With reference to the organisation network graph in Section 6.1 of Hands-on Exercise 10, you are required to complete the following tasks:
Before we are able to start on the task, we have to first launch the packages and prepare the datasets. The following data preparation step is the same as Hands-on Exercise 10: Visualising and Analysing Network Data with R.
The following packages has been be downloaded and launch to create teh visualisations required for this Dataviz Makeover.
packages = c('igraph', 'tidygraph', 'ggraph', 'visNetwork', 'lubridate', 'tidyverse')

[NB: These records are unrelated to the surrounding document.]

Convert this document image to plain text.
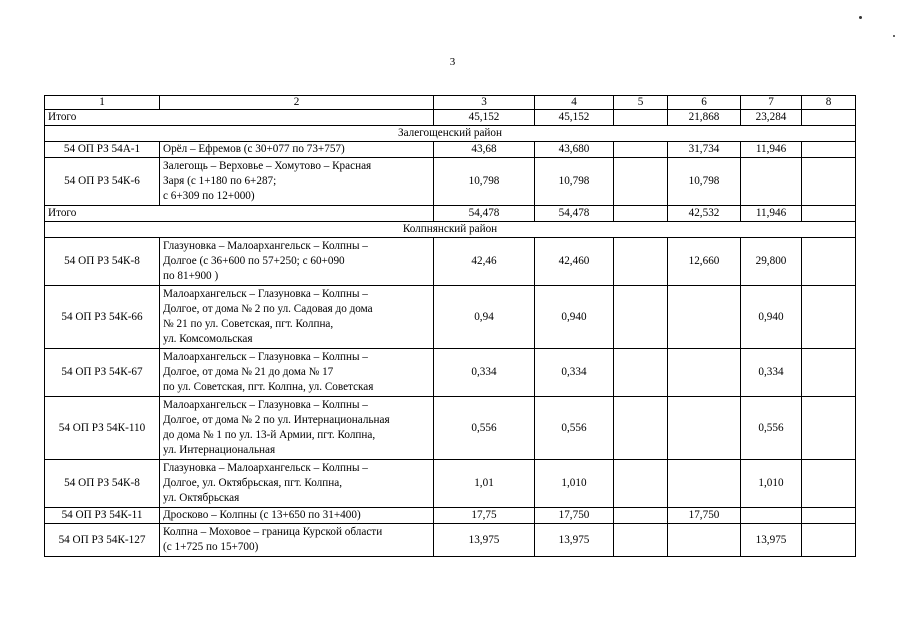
3
1	2	3	4	5	6	7	8
Итого		45,152	45,152		21,868	23,284	
Залегощенский район							
54 ОП РЗ 54А-1	Орёл – Ефремов (с 30+077 по 73+757)	43,68	43,680		31,734	11,946	
54 ОП РЗ 54К-6	Залегощь – Верховье – Хомутово – Красная
Заря (с 1+180 по 6+287;
с 6+309 по 12+000)	10,798	10,798		10,798		
Итого		54,478	54,478		42,532	11,946	
Колпнянский район							
54 ОП РЗ 54К-8	Глазуновка – Малоархангельск – Колпны –
Долгое (с 36+600 по 57+250; с 60+090
по 81+900 )	42,46	42,460		12,660	29,800	
54 ОП РЗ 54К-66	Малоархангельск – Глазуновка – Колпны –
Долгое, от дома № 2 по ул. Садовая до дома
№ 21 по ул. Советская, пгт. Колпна,
ул. Комсомольская	0,94	0,940			0,940	
54 ОП РЗ 54К-67	Малоархангельск – Глазуновка – Колпны –
Долгое, от дома № 21 до дома № 17
по ул. Советская, пгт. Колпна, ул. Советская	0,334	0,334			0,334	
54 ОП РЗ 54К-110	Малоархангельск – Глазуновка – Колпны –
Долгое, от дома № 2 по ул. Интернациональная
до дома № 1 по ул. 13-й Армии, пгт. Колпна,
ул. Интернациональная	0,556	0,556			0,556	
54 ОП РЗ 54К-8	Глазуновка – Малоархангельск – Колпны –
Долгое, ул. Октябрьская, пгт. Колпна,
ул. Октябрьская	1,01	1,010			1,010	
54 ОП РЗ 54К-11	Дросково – Колпны (с 13+650 по 31+400)	17,75	17,750		17,750		
54 ОП РЗ 54К-127	Колпна – Моховое – граница Курской области
(с 1+725 по 15+700)	13,975	13,975			13,975	
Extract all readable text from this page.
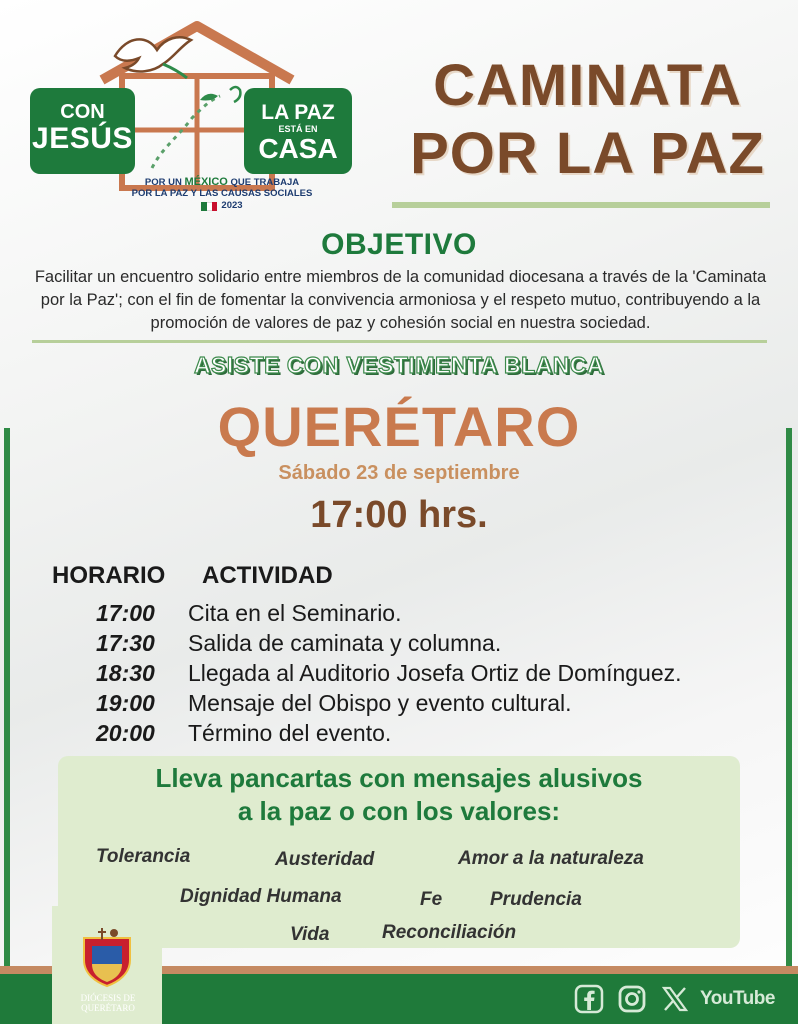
CON
JESÚS
LA PAZ
ESTÁ EN
CASA
POR UN MÉXICO QUE TRABAJA
POR LA PAZ Y LAS CAUSAS SOCIALES
2023
CAMINATA
POR LA PAZ
OBJETIVO
Facilitar un encuentro solidario entre miembros de la comunidad diocesana a través de la 'Caminata por la Paz'; con el fin de fomentar la convivencia armoniosa y el respeto mutuo, contribuyendo a la promoción de valores de paz y cohesión social en nuestra sociedad.
ASISTE CON VESTIMENTA BLANCA
QUERÉTARO
Sábado 23 de septiembre
17:00 hrs.
HORARIO ACTIVIDAD
17:00	Cita en el Seminario.
17:30	Salida de caminata y columna.
18:30	Llegada al Auditorio Josefa Ortiz de Domínguez.
19:00	Mensaje del Obispo y evento cultural.
20:00	Término del evento.
Lleva pancartas con mensajes alusivos
a la paz o con los valores:
Tolerancia	Austeridad	Amor a la naturaleza
Dignidad Humana	Fe	Prudencia
Vida	Reconciliación
DIÓCESIS DE
QUERÉTARO	YouTube
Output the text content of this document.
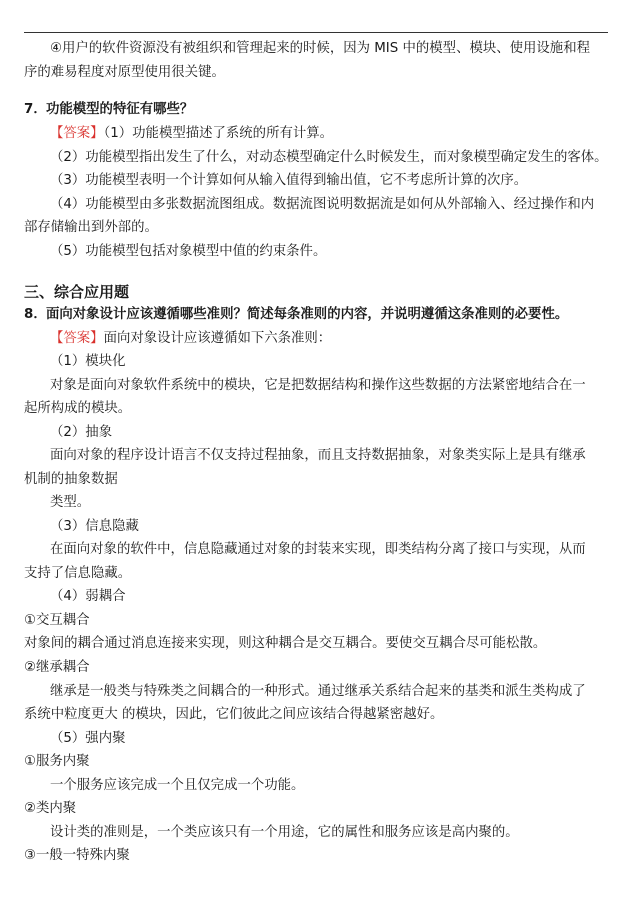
④用户的软件资源没有被组织和管理起来的时候，因为 MIS 中的模型、模块、使用设施和程
序的难易程度对原型使用很关键。
7．功能模型的特征有哪些？
【答案】（1）功能模型描述了系统的所有计算。
（2）功能模型指出发生了什么，对动态模型确定什么时候发生，而对象模型确定发生的客体。
（3）功能模型表明一个计算如何从输入值得到输出值，它不考虑所计算的次序。
（4）功能模型由多张数据流图组成。数据流图说明数据流是如何从外部输入、经过操作和内
部存储输出到外部的。
（5）功能模型包括对象模型中值的约束条件。
三、综合应用题
8．面向对象设计应该遵循哪些准则？简述每条准则的内容，并说明遵循这条准则的必要性。
【答案】面向对象设计应该遵循如下六条准则：
（1）模块化
对象是面向对象软件系统中的模块，它是把数据结构和操作这些数据的方法紧密地结合在一
起所构成的模块。
（2）抽象
面向对象的程序设计语言不仅支持过程抽象，而且支持数据抽象，对象类实际上是具有继承
机制的抽象数据
类型。
（3）信息隐藏
在面向对象的软件中，信息隐藏通过对象的封装来实现，即类结构分离了接口与实现，从而
支持了信息隐藏。
（4）弱耦合
①交互耦合
对象间的耦合通过消息连接来实现，则这种耦合是交互耦合。要使交互耦合尽可能松散。
②继承耦合
继承是一般类与特殊类之间耦合的一种形式。通过继承关系结合起来的基类和派生类构成了
系统中粒度更大 的模块，因此，它们彼此之间应该结合得越紧密越好。
（5）强内聚
①服务内聚
一个服务应该完成一个且仅完成一个功能。
②类内聚
设计类的准则是，一个类应该只有一个用途，它的属性和服务应该是高内聚的。
③一般一特殊内聚
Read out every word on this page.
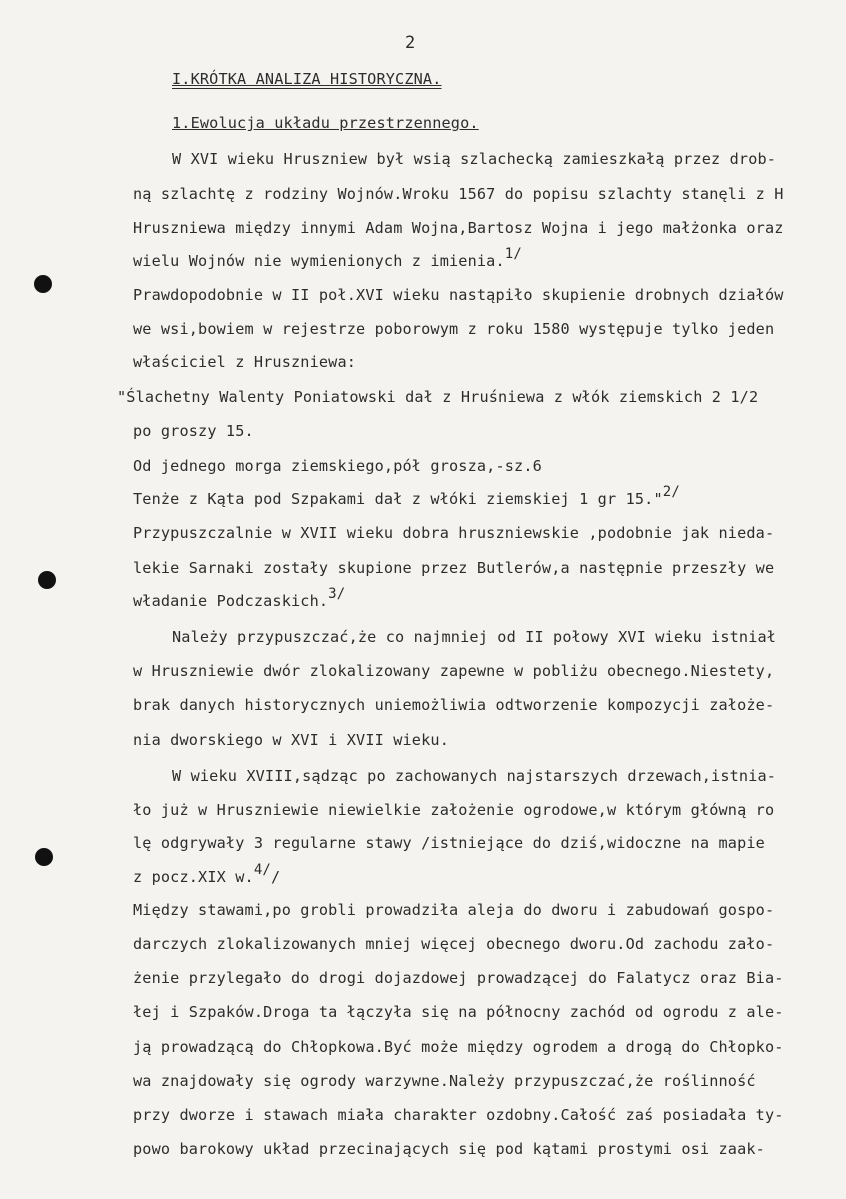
2
I.KRÓTKA ANALIZA HISTORYCZNA.
1.Ewolucja układu przestrzennego.
W XVI wieku Hruszniew był wsią szlachecką zamieszkałą przez drob-
ną szlachtę z rodziny Wojnów.Wroku 1567 do popisu szlachty stanęli z H
Hruszniewa między innymi Adam Wojna,Bartosz Wojna i jego małżonka oraz
wielu Wojnów nie wymienionych z imienia.1/
Prawdopodobnie w II poł.XVI wieku nastąpiło skupienie drobnych działów
we wsi,bowiem w rejestrze poborowym z roku 1580 występuje tylko jeden
właściciel z Hruszniewa:
"Ślachetny Walenty Poniatowski dał z Hruśniewa z włók ziemskich 2 1/2
po groszy 15.
Od jednego morga ziemskiego,pół grosza,-sz.6
Tenże z Kąta pod Szpakami dał z włóki ziemskiej 1 gr 15."2/
Przypuszczalnie w XVII wieku dobra hruszniewskie ,podobnie jak nieda-
lekie Sarnaki zostały skupione przez Butlerów,a następnie przeszły we
władanie Podczaskich.3/
Należy przypuszczać,że co najmniej od II połowy XVI wieku istniał
w Hruszniewie dwór zlokalizowany zapewne w pobliżu obecnego.Niestety,
brak danych historycznych uniemożliwia odtworzenie kompozycji założe-
nia dworskiego w XVI i XVII wieku.
W wieku XVIII,sądząc po zachowanych najstarszych drzewach,istnia-
ło już w Hruszniewie niewielkie założenie ogrodowe,w którym główną ro
lę odgrywały 3 regularne stawy /istniejące do dziś,widoczne na mapie
z pocz.XIX w.4//
Między stawami,po grobli prowadziła aleja do dworu i zabudowań gospo-
darczych zlokalizowanych mniej więcej obecnego dworu.Od zachodu zało-
żenie przylegało do drogi dojazdowej prowadzącej do Falatycz oraz Bia-
łej i Szpaków.Droga ta łączyła się na północny zachód od ogrodu z ale-
ją prowadzącą do Chłopkowa.Być może między ogrodem a drogą do Chłopko-
wa znajdowały się ogrody warzywne.Należy przypuszczać,że roślinność
przy dworze i stawach miała charakter ozdobny.Całość zaś posiadała ty-
powo barokowy układ przecinających się pod kątami prostymi osi zaak-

for(p in packages){library
if(!require(p, character.only = T)){
install.packages(p)
}
library(p, character.only = T)
}
GAStech_email_node.csv and GAStech_email_edge-v2.csv will be used for this assignment
GAStech_nodes <- read_csv("data/GAStech_email_node.csv")
## Parsed with column specification:
## cols(
## id = col_double(),
## label = col_character(),
## Department = col_character(),
## Title = col_character()
## )
GAStech_edges <- read_csv("data/GAStech_email_edge-v2.csv")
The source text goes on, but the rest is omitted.